Katrina and Edwina Rosado: Damn, we are off-beat.
garnet207
Matt: Playing in the Rose Bowl is highly overrated,and I'm giving up my spot to Lisa, who sang way better than I did Tuesday night.
JenEx
Jasmine: A flower in my hair? That's way too cheesy. I'd never want to exploit my ethnic roots like that.

Lisa: I really can't sing. I only made it this far because of my boobs.

George: Fuckity fuck! I hate America! Skip this shit, I'm spent!
Kylenn
Anyone: John, you need to calm down.
catnamedeaster
Judges to John Stevens-

"Calm down, John"

"Grow up"

"Act your age"

"Have some class"

"Don't talk back to me"
marketdoctor
Simon: "T-shirts come in an EXTRA-Large? Why did no one tell me sooner? We've been on the air for three seasons, you'd think someone would have noticed by now."
marketdoctor
Simon (to Paula): Kiss me, you fool.


I don't know how you predicted this one...but seeing it here first made it all the funnier when it happened!
FfrauleinN
George: Fuckity fuck! I hate America! Skip this shit, I'm spent!
That? Would be worth the price of admission.
lilyflower
George: Take this contest and shove it up your ass!

Leah: The 80's are so overrated

Jasmine: Hawaii sucks, I'm moving to Idaho

Camile: I don't actually hula, now teach me some of that hip hop

Matt: I was actually a cheerleader in the Rose Bowl. Kiss me, Ryan!

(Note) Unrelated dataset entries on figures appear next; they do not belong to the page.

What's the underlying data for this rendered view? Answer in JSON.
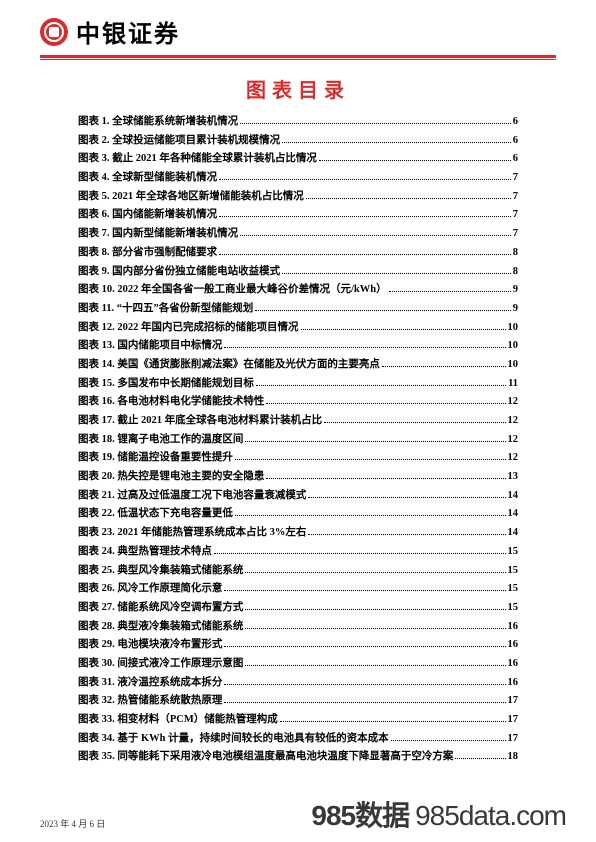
{
  "brand_name": "中银证券",
  "page_title": "图表目录",
  "footer_date": "2023 年 4 月 6 日",
  "watermark_main": "985数据",
  "watermark_sub": "985data.com",
  "colors": {
    "accent": "#d32f2f",
    "text": "#000000",
    "background": "#ffffff"
  },
  "toc": [
    {
      "label": "图表 1. 全球储能系统新增装机情况",
      "page": "6"
    },
    {
      "label": "图表 2. 全球投运储能项目累计装机规模情况",
      "page": "6"
    },
    {
      "label": "图表 3. 截止 2021 年各种储能全球累计装机占比情况",
      "page": "6"
    },
    {
      "label": "图表 4. 全球新型储能装机情况",
      "page": "7"
    },
    {
      "label": "图表 5. 2021 年全球各地区新增储能装机占比情况",
      "page": "7"
    },
    {
      "label": "图表 6. 国内储能新增装机情况",
      "page": "7"
    },
    {
      "label": "图表 7. 国内新型储能新增装机情况",
      "page": "7"
    },
    {
      "label": "图表 8. 部分省市强制配储要求",
      "page": "8"
    },
    {
      "label": "图表 9. 国内部分省份独立储能电站收益模式",
      "page": "8"
    },
    {
      "label": "图表 10. 2022 年全国各省一般工商业最大峰谷价差情况（元/kWh）",
      "page": "9"
    },
    {
      "label": "图表 11. “十四五”各省份新型储能规划",
      "page": "9"
    },
    {
      "label": "图表 12. 2022 年国内已完成招标的储能项目情况",
      "page": "10"
    },
    {
      "label": "图表 13. 国内储能项目中标情况",
      "page": "10"
    },
    {
      "label": "图表 14. 美国《通货膨胀削减法案》在储能及光伏方面的主要亮点",
      "page": "10"
    },
    {
      "label": "图表 15. 多国发布中长期储能规划目标",
      "page": "11"
    },
    {
      "label": "图表 16. 各电池材料电化学储能技术特性",
      "page": "12"
    },
    {
      "label": "图表 17. 截止 2021 年底全球各电池材料累计装机占比",
      "page": "12"
    },
    {
      "label": "图表 18. 锂离子电池工作的温度区间",
      "page": "12"
    },
    {
      "label": "图表 19. 储能温控设备重要性提升",
      "page": "12"
    },
    {
      "label": "图表 20. 热失控是锂电池主要的安全隐患",
      "page": "13"
    },
    {
      "label": "图表 21. 过高及过低温度工况下电池容量衰减模式",
      "page": "14"
    },
    {
      "label": "图表 22. 低温状态下充电容量更低",
      "page": "14"
    },
    {
      "label": "图表 23. 2021 年储能热管理系统成本占比 3%左右",
      "page": "14"
    },
    {
      "label": "图表 24. 典型热管理技术特点",
      "page": "15"
    },
    {
      "label": "图表 25. 典型风冷集装箱式储能系统",
      "page": "15"
    },
    {
      "label": "图表 26. 风冷工作原理简化示意",
      "page": "15"
    },
    {
      "label": "图表 27. 储能系统风冷空调布置方式",
      "page": "15"
    },
    {
      "label": "图表 28. 典型液冷集装箱式储能系统",
      "page": "16"
    },
    {
      "label": "图表 29. 电池模块液冷布置形式",
      "page": "16"
    },
    {
      "label": "图表 30. 间接式液冷工作原理示意图",
      "page": "16"
    },
    {
      "label": "图表 31. 液冷温控系统成本拆分",
      "page": "16"
    },
    {
      "label": "图表 32. 热管储能系统散热原理",
      "page": "17"
    },
    {
      "label": "图表 33. 相变材料（PCM）储能热管理构成",
      "page": "17"
    },
    {
      "label": "图表 34. 基于 KWh 计量，持续时间较长的电池具有较低的资本成本",
      "page": "17"
    },
    {
      "label": "图表 35. 同等能耗下采用液冷电池模组温度最高电池块温度下降显著高于空冷方案",
      "page": "18"
    }
  ]
}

Ryan: I was actually a cheerleader in the Rose Bowl. Fuck me, Matt!
philmphile
Matt : No seriously, this is my real hair.
JenEx
Damnit, philmphile, I was just coming here to post that! Great minds, I suppose. Although since this is lines we'll never hear, I think it would actually be more along the lines of:

Matt: Yeah, this is totally a rug.
shalozby
Matt: I'm gonna feed the rabbits, George...

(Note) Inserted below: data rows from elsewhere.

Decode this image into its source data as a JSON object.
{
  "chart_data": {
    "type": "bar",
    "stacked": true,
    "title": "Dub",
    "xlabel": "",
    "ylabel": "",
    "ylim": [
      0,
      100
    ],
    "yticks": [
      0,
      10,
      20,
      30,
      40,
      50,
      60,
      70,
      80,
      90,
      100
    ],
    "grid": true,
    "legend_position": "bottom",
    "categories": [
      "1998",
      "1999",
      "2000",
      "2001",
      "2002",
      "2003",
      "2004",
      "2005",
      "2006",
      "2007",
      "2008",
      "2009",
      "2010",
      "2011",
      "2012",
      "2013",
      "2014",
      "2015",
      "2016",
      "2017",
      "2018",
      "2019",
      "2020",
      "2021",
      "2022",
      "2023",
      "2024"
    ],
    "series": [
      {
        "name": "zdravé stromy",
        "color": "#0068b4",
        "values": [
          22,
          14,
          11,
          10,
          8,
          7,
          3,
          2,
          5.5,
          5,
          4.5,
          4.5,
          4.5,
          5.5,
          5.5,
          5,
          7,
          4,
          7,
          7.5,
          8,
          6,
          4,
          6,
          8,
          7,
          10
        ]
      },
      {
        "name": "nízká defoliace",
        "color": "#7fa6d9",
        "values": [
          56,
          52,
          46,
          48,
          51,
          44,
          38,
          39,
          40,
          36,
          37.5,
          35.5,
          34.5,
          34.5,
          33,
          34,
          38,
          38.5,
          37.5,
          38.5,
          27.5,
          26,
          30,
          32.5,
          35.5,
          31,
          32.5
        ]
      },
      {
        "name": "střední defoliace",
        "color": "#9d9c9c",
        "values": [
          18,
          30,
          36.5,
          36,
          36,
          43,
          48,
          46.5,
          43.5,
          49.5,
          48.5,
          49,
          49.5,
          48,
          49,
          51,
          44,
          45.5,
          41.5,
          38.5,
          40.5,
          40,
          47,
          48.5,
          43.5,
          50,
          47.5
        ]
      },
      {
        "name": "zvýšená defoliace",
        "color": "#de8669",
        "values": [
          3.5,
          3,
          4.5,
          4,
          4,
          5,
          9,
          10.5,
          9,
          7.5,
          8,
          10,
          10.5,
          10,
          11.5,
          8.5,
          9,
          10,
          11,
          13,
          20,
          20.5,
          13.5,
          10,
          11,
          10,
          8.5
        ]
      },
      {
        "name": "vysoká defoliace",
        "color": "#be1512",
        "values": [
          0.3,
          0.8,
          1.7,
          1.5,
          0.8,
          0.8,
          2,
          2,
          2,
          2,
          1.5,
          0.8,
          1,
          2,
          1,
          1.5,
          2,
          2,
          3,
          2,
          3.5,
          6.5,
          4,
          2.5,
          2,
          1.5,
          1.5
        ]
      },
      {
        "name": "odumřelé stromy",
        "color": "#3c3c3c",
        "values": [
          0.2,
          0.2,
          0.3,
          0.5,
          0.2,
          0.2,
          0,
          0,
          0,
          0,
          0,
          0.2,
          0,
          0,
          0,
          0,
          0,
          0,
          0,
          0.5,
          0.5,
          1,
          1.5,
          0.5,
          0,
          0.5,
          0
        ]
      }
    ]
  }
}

Ryan: (doesn't say anything, walks up behind Matt and shoots him in the head)
jcpdiesel21
George: I'm so sad! Sad! Sad! Sad! I'm depressed! I hate all of you!
AmazonGoddess
Simon - Girls, you should really stop wearing skirts that look as though they're about to fall off your hips. That is just not sexy. You should try dressing more like LaToya.